Now, here’s the thing. Even though this book is supremely accessible, I find that it is unusually demanding particularly for those who may not be used to OSR (old school renaissance) style systems that favor squishier rulings over hardline rules. There aren’t many rules at all, and some may find themselves scratching their heads at how to resolve situations without guidance or how to develop narrative encounters on the fly. Indeed, improvisation is essential and those who put hours and hours of time into prepping their 5e games may be on the back heel when they are given just a page of setup, a random table, and about two minutes to work the characters into it all, creating a cohesive and consistent story environment. Players used to writing out pages and pages of boring backstory to discuss with their DMs may be shocked to find that their character is expected to emerge through decisions, actions, and interactions during play. Quite frankly, as it should be.

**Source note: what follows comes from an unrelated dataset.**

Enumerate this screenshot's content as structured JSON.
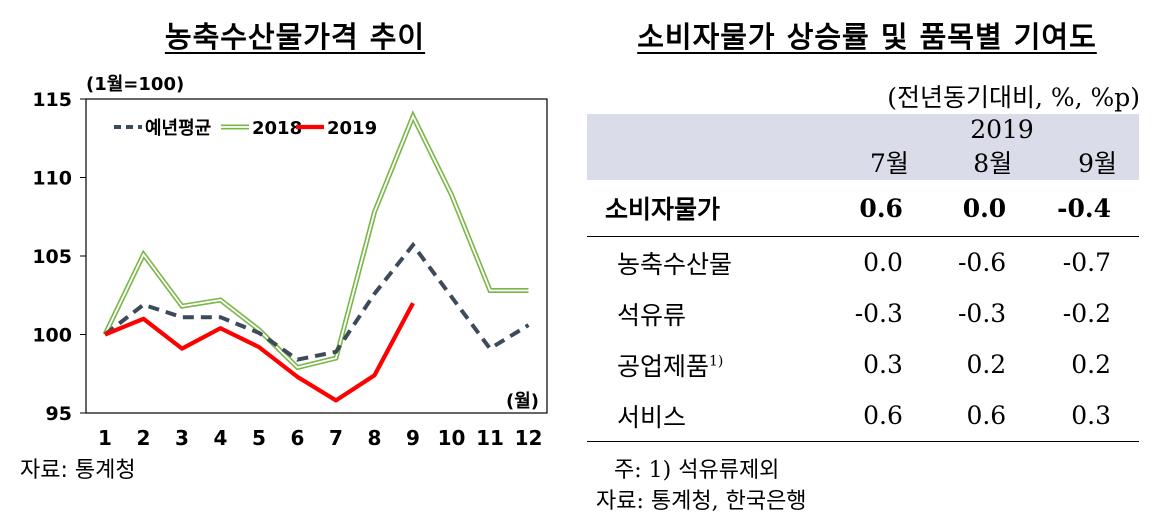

I play OSR games almost exclusively now and I am accustomed to this kind of improv, off-the-cuff play where player actions are the defining story element but even so, I found myself oddly stressed out playing the Goblin King. I can’t count the number of times where, in retrospect, I wish that I had handled something differently or where I came up with a better idea later on. I think players coming in from heavier RPGs are going to feel that the capital G-Game is too slight and those new to RPGs are going to be intimidated by how much of the creative work is put on the players and the Goblin King. You’ve got to have players that are willing to dig in and construct the world and its parameters as they play, and that’s a tall order for some
Fortunately, I’m the right kind of referee for this game and the folks I’ve played with have been the right kinds of players. We can roll with a sentence or a bit of text and spin something from that from a random table. The games I’ve played have been really fun, even if they’ve been oddly stressful and rather dependent on my improv skills.
Regardless, I love this book and I love having it in my RPG collection. I think the format and layout are outstanding, and I wouldn’t mind seeing other adventure games using this same structure. The two page encounters are well written and sometimes brilliant with charming riddles and simple puzzles, and I like that I can draw a map or diagram of each on an index card quickly to set up a scene and get everyone right into the next bit of the story. The tables, bestiary, and other administrative level stuff are all uniformly excellent and inspiring.
But, there again, you have to be willing to use this book as a tool rather than as a gospel. To be honest though, interested players could just as easily use any desired RPG system to play through this game if the included rules are too vague or not structured enough. I’ve thought about using Into the Odd or Ben Milton’s Knave to give it a little more heft, but it’s really up to you. As the book suggests, every Goblin King is different, every Labyrinth is different. It’s only make believe.